ADR-0031: Opt-in client-side-only talosctl pre-upgrade health probe (2026-06-14)

Status

Accepted

Date

2026-06-14

Authors

praxis maintainers (implements BL-102, raised for operator decision in ADR-0021)

Context

A real-run talosctl upgrade (and upgrade-k8s) is gated on a HARD pre-flight talosctl health precondition (BL-023, SEC-5): if the cluster is not healthy, the upgrade is refused as an audited HARD violation. The probe is built in src/praxis/actuation/talosctl.py::_health_ok and runs talosctl --nodes ... --endpoints ... health.

talosctl health defaults to a server-side check (--server=true): the API server runs the health assertions across the cluster. On a freshly bootstrapped or single-node cluster, or one whose discovery service is not fully converged, those server-side checks can fail for reasons unrelated to upgrade readiness, so the HARD gate can spuriously block a legitimate upgrade. talosctl health --server=false runs only the client-side checks, which avoids that class of false negative at the cost of a less comprehensive check.

BL-102 (from the ADR-0021 audit) flagged this as a change to a HARD safety precondition (SEC-5) and explicitly deferred it to an operator decision rather than changing it unilaterally. The operator has now chosen to add the capability.

Decision

  1. Add an additive, opt-in health_client_side_only boolean param (default False). When truthy, _health_ok appends --server=false to the health argv, so only the client-side checks run. The default is unchanged: the full server-side check.

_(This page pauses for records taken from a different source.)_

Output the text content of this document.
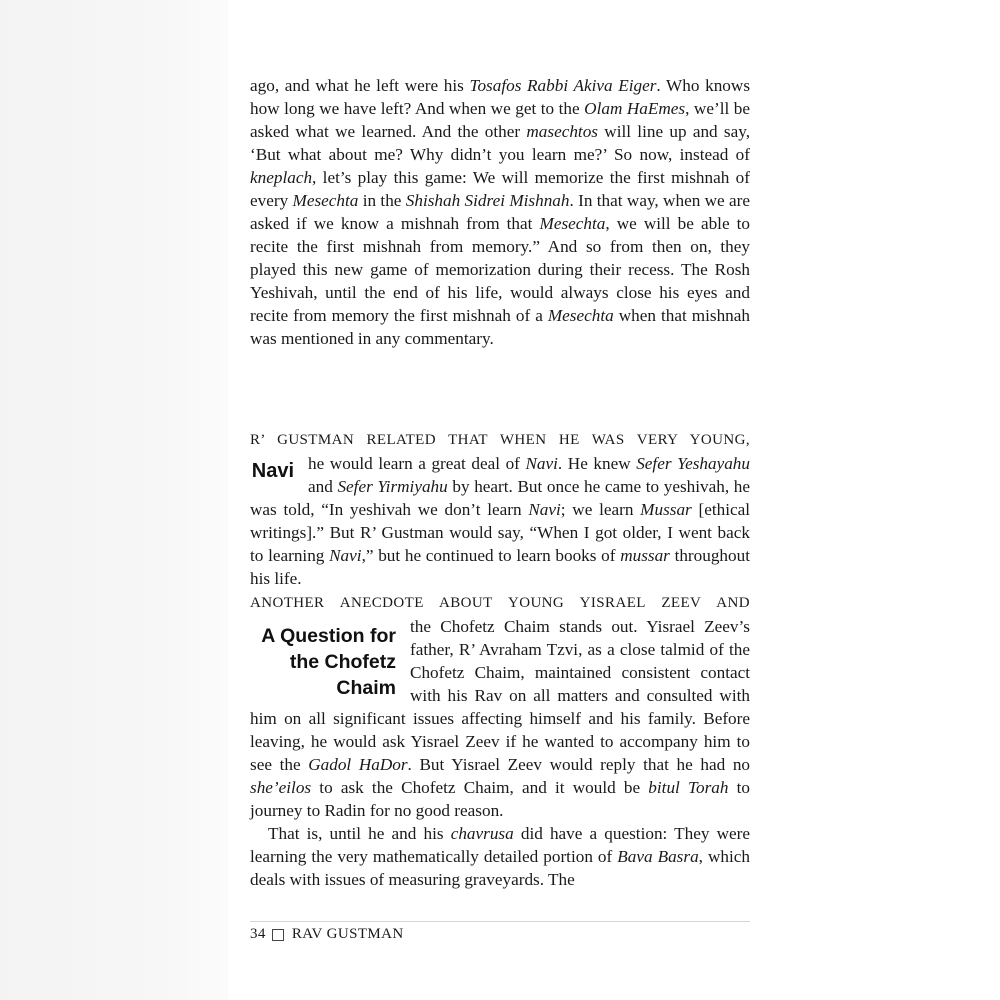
ago, and what he left were his Tosafos Rabbi Akiva Eiger. Who knows how long we have left? And when we get to the Olam HaEmes, we’ll be asked what we learned. And the other masechtos will line up and say, ‘But what about me? Why didn’t you learn me?’ So now, instead of kneplach, let’s play this game: We will memorize the first mishnah of every Mesechta in the Shishah Sidrei Mishnah. In that way, when we are asked if we know a mishnah from that Mesechta, we will be able to recite the first mishnah from memory.” And so from then on, they played this new game of memorization during their recess. The Rosh Yeshivah, until the end of his life, would always close his eyes and recite from memory the first mishnah of a Mesechta when that mishnah was mentioned in any commentary.

R’ GUSTMAN RELATED THAT WHEN HE WAS VERY YOUNG,
Navi he would learn a great deal of Navi. He knew Sefer Yeshayahu and Sefer Yirmiyahu by heart. But once he came to yeshivah, he was told, “In yeshivah we don’t learn Navi; we learn Mussar [ethical writings].” But R’ Gustman would say, “When I got older, I went back to learning Navi,” but he continued to learn books of mussar throughout his life.

ANOTHER ANECDOTE ABOUT YOUNG YISRAEL ZEEV AND
A Question for
the Chofetz
Chaim

the Chofetz Chaim stands out. Yisrael Zeev’s father, R’ Avraham Tzvi, as a close talmid of the Chofetz Chaim, maintained consistent contact with his Rav on all matters and consulted with him on all significant issues affecting himself and his family. Before leaving, he would ask Yisrael Zeev if he wanted to accompany him to see the Gadol HaDor. But Yisrael Zeev would reply that he had no she’eilos to ask the Chofetz Chaim, and it would be bitul Torah to journey to Radin for no good reason.

That is, until he and his chavrusa did have a question: They were learning the very mathematically detailed portion of Bava Basra, which deals with issues of measuring graveyards. The

34 RAV GUSTMAN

  2. Never weaken the default and never skip the gate. The health precondition stays HARD and always runs for a real-run upgrade; the flag narrows its scope, it does not remove it. There is no value of the flag that bypasses the health check.

  3. Fail closed on a malformed flag. The value is coerced by _as_health_flag inside the health predicate's test, so a non-boolean is a HARD audited refusal (a throwing predicate is a HARD failure), never a silent relaxation of the gate.

  4. Keep it audited and operator-driven. The flag is a structured param on the run_action tool (health_client_side_only), so it is part of the request args written to the tamper-evident audit record and shown in the DRY_RUN preview the operator approves out-of-band. An autonomous caller cannot use it to dodge the gate: the gate still runs (client-side), and the upgrade still needs the minted T2/T3 approval.

Consequences

Positive: an operator can complete a legitimate upgrade on a post-bootstrap cluster whose server-side health checks spuriously fail, without disabling the safety gate. The capability is additive, opt-in, fail-closed, and audited; the default posture is unchanged.

Negative: a client-side-only check is less comprehensive than the server-side check, so when the operator opts in they accept a weaker (but non-empty) pre-upgrade assurance. This is a deliberate, audited operator choice, visible in the DRY_RUN and the audit trail, not a default.

Neutral: the flag maps directly to the talosctl --server flag, so its semantics track the tool. It is set as a single --server=false token (not a separated value), consistent with the adapter's structured-argv, no-free-form-options posture (BL-082).

Alternatives considered and rejected

  • Always pass --server=false. Rejected: it weakens the default health gate for every upgrade to avoid an occasional false negative, contrary to the never-weaken-a-default rule.
  • Make the health precondition SOFT (a warning) when server-side fails. Rejected: it silently downgrades a HARD safety control and an autonomous caller could proceed past an unhealthy cluster.
  • Leave BL-023 unchanged and require the operator to run the upgrade outside praxis when server-side health is spuriously red. Rejected: it pushes a privileged action off the audited path, losing the audit record and the approval gate.

Revisit triggers

  • talosctl changes the --server flag semantics or default, or splits client/server health into a different interface.
  • A SOFT-with-explicit-acknowledgement design is wanted (record the spurious server-side failure as a finding, then allow client-side-only) once a structured finding surface exists for pre-flight checks.